Gene Delivery Therapy Using Supercharged Adeno-Associated Virus Restores Hearing And Balance In Deaf Mice

Using a new gene delivery therapy, researchers restored partial hearing and balance in laboratory mice that were born with a condition that impairs them of both.

Hair Cells Crucial To Hearing And Balance

The research, which was reported in the journal Molecular Therapy, showed that the treatment, which overcomes a barrier to accessing hair cells involved in capturing sound and head movement, leads to significant improvements in hearing. The treatment also led to improvements in the mice's sense of balance.

Hair cells, which serve as delicate sensors in the inner ear, have been difficult to treat. Previous approaches were not very effective because they only reached a set of hair cells in the inner ear. Another subset of these hair cells, which is equally important for hearing, are still largely impenetrable.

Supercharging Adeno-associated Virus As A Gene Carrier

For a gene delivery mechanism that can work for all hair cell types to treat most forms of hearing loss, Casey Maguire, from Harvard Medical School, and colleagues supercharged adeno-associated virus (AAV) , which is already used as a gene delivery tool for retinal disorders.

The researchers used a form of the gene carrier virus enclosed in bubbles of the cell membrane. Also known as exo-AAV, this form of virus binds more easily to the surface of the hair cells and penetrate them more efficiently.

Restored Hearing And Balance In Living Animals

Experiments showed the virus penetrated between 50 and 60 percent of hair cells. In comparison, AAV alone can only reach 20 percent of the cells.
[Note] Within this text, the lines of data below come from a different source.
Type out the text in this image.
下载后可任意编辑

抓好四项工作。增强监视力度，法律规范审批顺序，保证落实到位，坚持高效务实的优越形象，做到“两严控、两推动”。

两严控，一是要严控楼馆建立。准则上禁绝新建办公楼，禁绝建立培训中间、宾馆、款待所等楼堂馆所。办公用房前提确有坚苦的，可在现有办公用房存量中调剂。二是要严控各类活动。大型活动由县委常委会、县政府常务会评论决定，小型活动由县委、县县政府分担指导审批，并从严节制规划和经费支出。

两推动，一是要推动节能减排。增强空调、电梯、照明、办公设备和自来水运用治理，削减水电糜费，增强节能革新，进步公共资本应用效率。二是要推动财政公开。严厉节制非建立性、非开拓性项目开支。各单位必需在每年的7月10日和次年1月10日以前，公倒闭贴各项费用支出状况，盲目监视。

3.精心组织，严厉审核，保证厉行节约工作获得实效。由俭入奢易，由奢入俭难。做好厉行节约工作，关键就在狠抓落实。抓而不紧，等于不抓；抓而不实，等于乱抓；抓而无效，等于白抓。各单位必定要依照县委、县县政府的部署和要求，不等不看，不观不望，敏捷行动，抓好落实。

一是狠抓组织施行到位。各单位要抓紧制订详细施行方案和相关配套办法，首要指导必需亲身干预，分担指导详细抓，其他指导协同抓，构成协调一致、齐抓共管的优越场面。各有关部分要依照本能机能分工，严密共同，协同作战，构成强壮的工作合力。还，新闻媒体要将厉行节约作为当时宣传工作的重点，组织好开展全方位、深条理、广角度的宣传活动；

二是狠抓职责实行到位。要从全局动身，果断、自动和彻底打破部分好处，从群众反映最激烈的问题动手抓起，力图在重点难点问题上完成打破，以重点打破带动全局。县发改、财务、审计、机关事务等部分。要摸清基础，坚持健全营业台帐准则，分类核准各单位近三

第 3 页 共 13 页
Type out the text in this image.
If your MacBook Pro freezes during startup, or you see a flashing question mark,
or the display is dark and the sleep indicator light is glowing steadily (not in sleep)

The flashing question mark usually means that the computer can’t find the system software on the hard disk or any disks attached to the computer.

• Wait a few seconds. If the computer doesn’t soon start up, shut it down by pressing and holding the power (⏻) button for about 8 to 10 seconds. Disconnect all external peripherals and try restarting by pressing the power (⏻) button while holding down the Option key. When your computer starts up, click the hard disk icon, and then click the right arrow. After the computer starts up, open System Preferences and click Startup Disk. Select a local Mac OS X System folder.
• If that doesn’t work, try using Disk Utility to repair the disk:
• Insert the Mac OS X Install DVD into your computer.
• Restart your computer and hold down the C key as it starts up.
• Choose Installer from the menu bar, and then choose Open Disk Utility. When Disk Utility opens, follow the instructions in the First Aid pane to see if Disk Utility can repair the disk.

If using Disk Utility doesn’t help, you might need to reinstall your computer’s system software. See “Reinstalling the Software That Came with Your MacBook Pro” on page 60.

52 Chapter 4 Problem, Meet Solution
In tests involving living animals, the researchers used mice born without a gene crucial for hair cell function. Animals with this condition do not normally hear even the loudest sounds. They also exhibit poor balance.

The researchers injected the exo-AAV with the missing gene into the inner ear of the animals shortly after birth. Tests later revealed that the gene entered up to 70 percent of the hair cells.
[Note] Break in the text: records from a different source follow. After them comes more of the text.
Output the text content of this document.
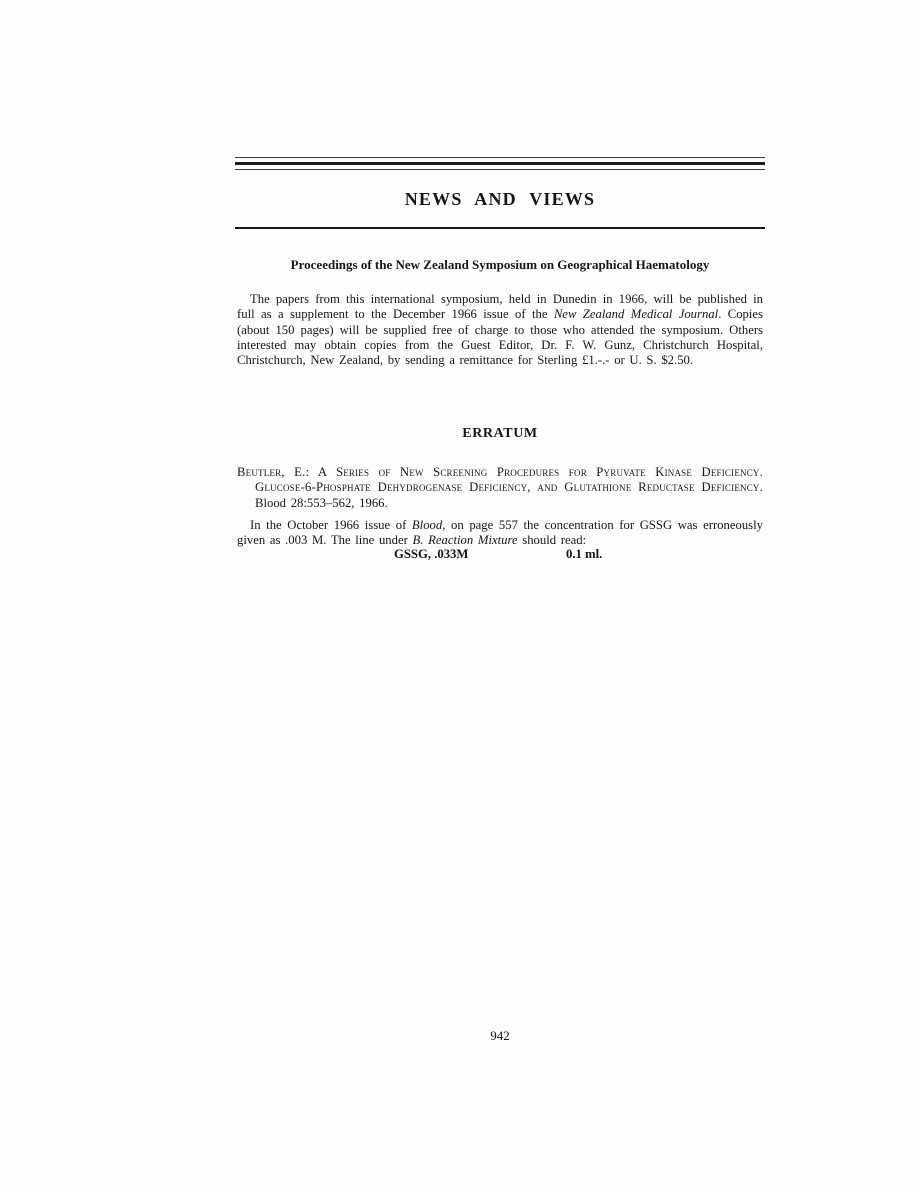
NEWS AND VIEWS
Proceedings of the New Zealand Symposium on Geographical Haematology

The papers from this international symposium, held in Dunedin in 1966, will be published in full as a supplement to the December 1966 issue of the New Zealand Medical Journal. Copies (about 150 pages) will be supplied free of charge to those who attended the symposium. Others interested may obtain copies from the Guest Editor, Dr. F. W. Gunz, Christchurch Hospital, Christchurch, New Zealand, by sending a remittance for Sterling £1.-.- or U. S. $2.50.

ERRATUM

Beutler, E.: A Series of New Screening Procedures for Pyruvate Kinase Deficiency. Glucose-6-Phosphate Dehydrogenase Deficiency, and Glutathione Reductase Deficiency. Blood 28:553–562, 1966.

In the October 1966 issue of Blood, on page 557 the concentration for GSSG was erroneously given as .003 M. The line under B. Reaction Mixture should read:

GSSG, .033M	0.1 ml.
942
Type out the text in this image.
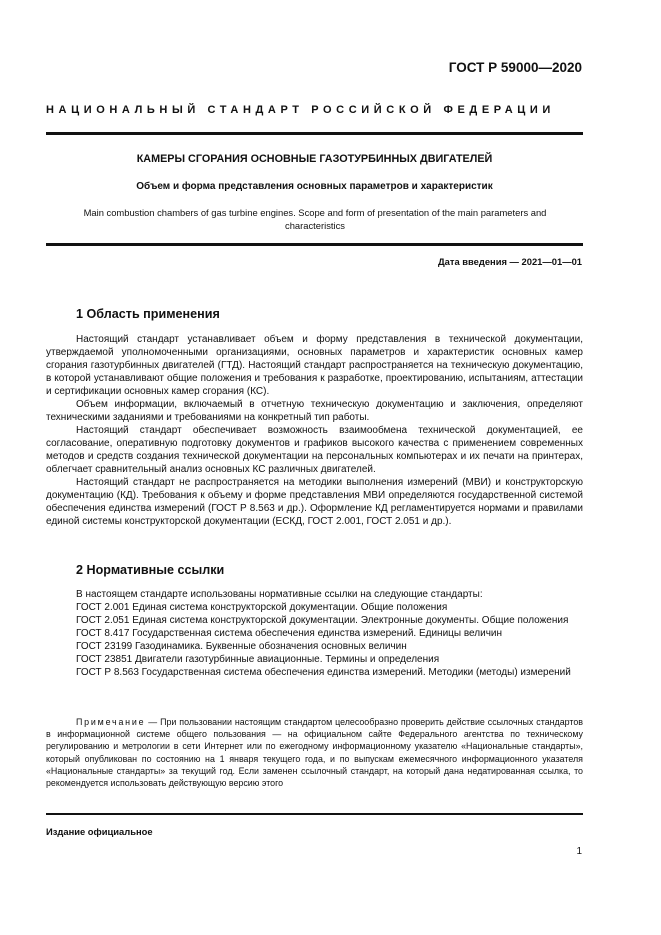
ГОСТ Р 59000—2020
НАЦИОНАЛЬНЫЙ СТАНДАРТ РОССИЙСКОЙ ФЕДЕРАЦИИ
КАМЕРЫ СГОРАНИЯ ОСНОВНЫЕ ГАЗОТУРБИННЫХ ДВИГАТЕЛЕЙ
Объем и форма представления основных параметров и характеристик
Main combustion chambers of gas turbine engines. Scope and form of presentation of the main parameters and characteristics
Дата введения — 2021—01—01
1 Область применения

Настоящий стандарт устанавливает объем и форму представления в технической документации, утверждаемой уполномоченными организациями, основных параметров и характеристик основных камер сгорания газотурбинных двигателей (ГТД). Настоящий стандарт распространяется на техническую документацию, в которой устанавливают общие положения и требования к разработке, проектированию, испытаниям, аттестации и сертификации основных камер сгорания (КС).

Объем информации, включаемый в отчетную техническую документацию и заключения, определяют техническими заданиями и требованиями на конкретный тип работы.

Настоящий стандарт обеспечивает возможность взаимообмена технической документацией, ее согласование, оперативную подготовку документов и графиков высокого качества с применением современных методов и средств создания технической документации на персональных компьютерах и их печати на принтерах, облегчает сравнительный анализ основных КС различных двигателей.

Настоящий стандарт не распространяется на методики выполнения измерений (МВИ) и конструкторскую документацию (КД). Требования к объему и форме представления МВИ определяются государственной системой обеспечения единства измерений (ГОСТ Р 8.563 и др.). Оформление КД регламентируется нормами и правилами единой системы конструкторской документации (ЕСКД, ГОСТ 2.001, ГОСТ 2.051 и др.).

2 Нормативные ссылки

В настоящем стандарте использованы нормативные ссылки на следующие стандарты:

ГОСТ 2.001 Единая система конструкторской документации. Общие положения

ГОСТ 2.051 Единая система конструкторской документации. Электронные документы. Общие положения

ГОСТ 8.417 Государственная система обеспечения единства измерений. Единицы величин

ГОСТ 23199 Газодинамика. Буквенные обозначения основных величин

ГОСТ 23851 Двигатели газотурбинные авиационные. Термины и определения

ГОСТ Р 8.563 Государственная система обеспечения единства измерений. Методики (методы) измерений

Примечание — При пользовании настоящим стандартом целесообразно проверить действие ссылочных стандартов в информационной системе общего пользования — на официальном сайте Федерального агентства по техническому регулированию и метрологии в сети Интернет или по ежегодному информационному указателю «Национальные стандарты», который опубликован по состоянию на 1 января текущего года, и по выпускам ежемесячного информационного указателя «Национальные стандарты» за текущий год. Если заменен ссылочный стандарт, на который дана недатированная ссылка, то рекомендуется использовать действующую версию этого

Издание официальное
1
Nine of the 12 mice that received treatment had some form of hearing restored and even responded to loud clap a month following the treatment. Four of the animals hear sounds equal to that in conversations in loud restaurants. The treated mice also exhibit improved balance.

The researchers plan to test the method in other forms of deafness including those that cause both blindness and deafness.

"Exo-AAV1 gene therapy partially rescues hearing in a mouse model of hereditary deafness (lipoma HMGIC fusion partner-like 5/tetraspan membrane protein of hair cell stereocilia," researchers wrote in their study. "Exo-AAV is a powerful gene delivery system for hair cell research and may be useful for gene therapy for deafness."

Hearing Loss And Deafness In The United States

Figures from the CDC show that about 30 million people in the United States suffer from hearing loss. One in 1,000 babies born each year have hearing impairment. Up to 60 percent of hearing loss in babies can be blamed on genetic factors but a number of environmental factors can cause hearing loss as well such as maternal infection during pregnancy and complications after birth.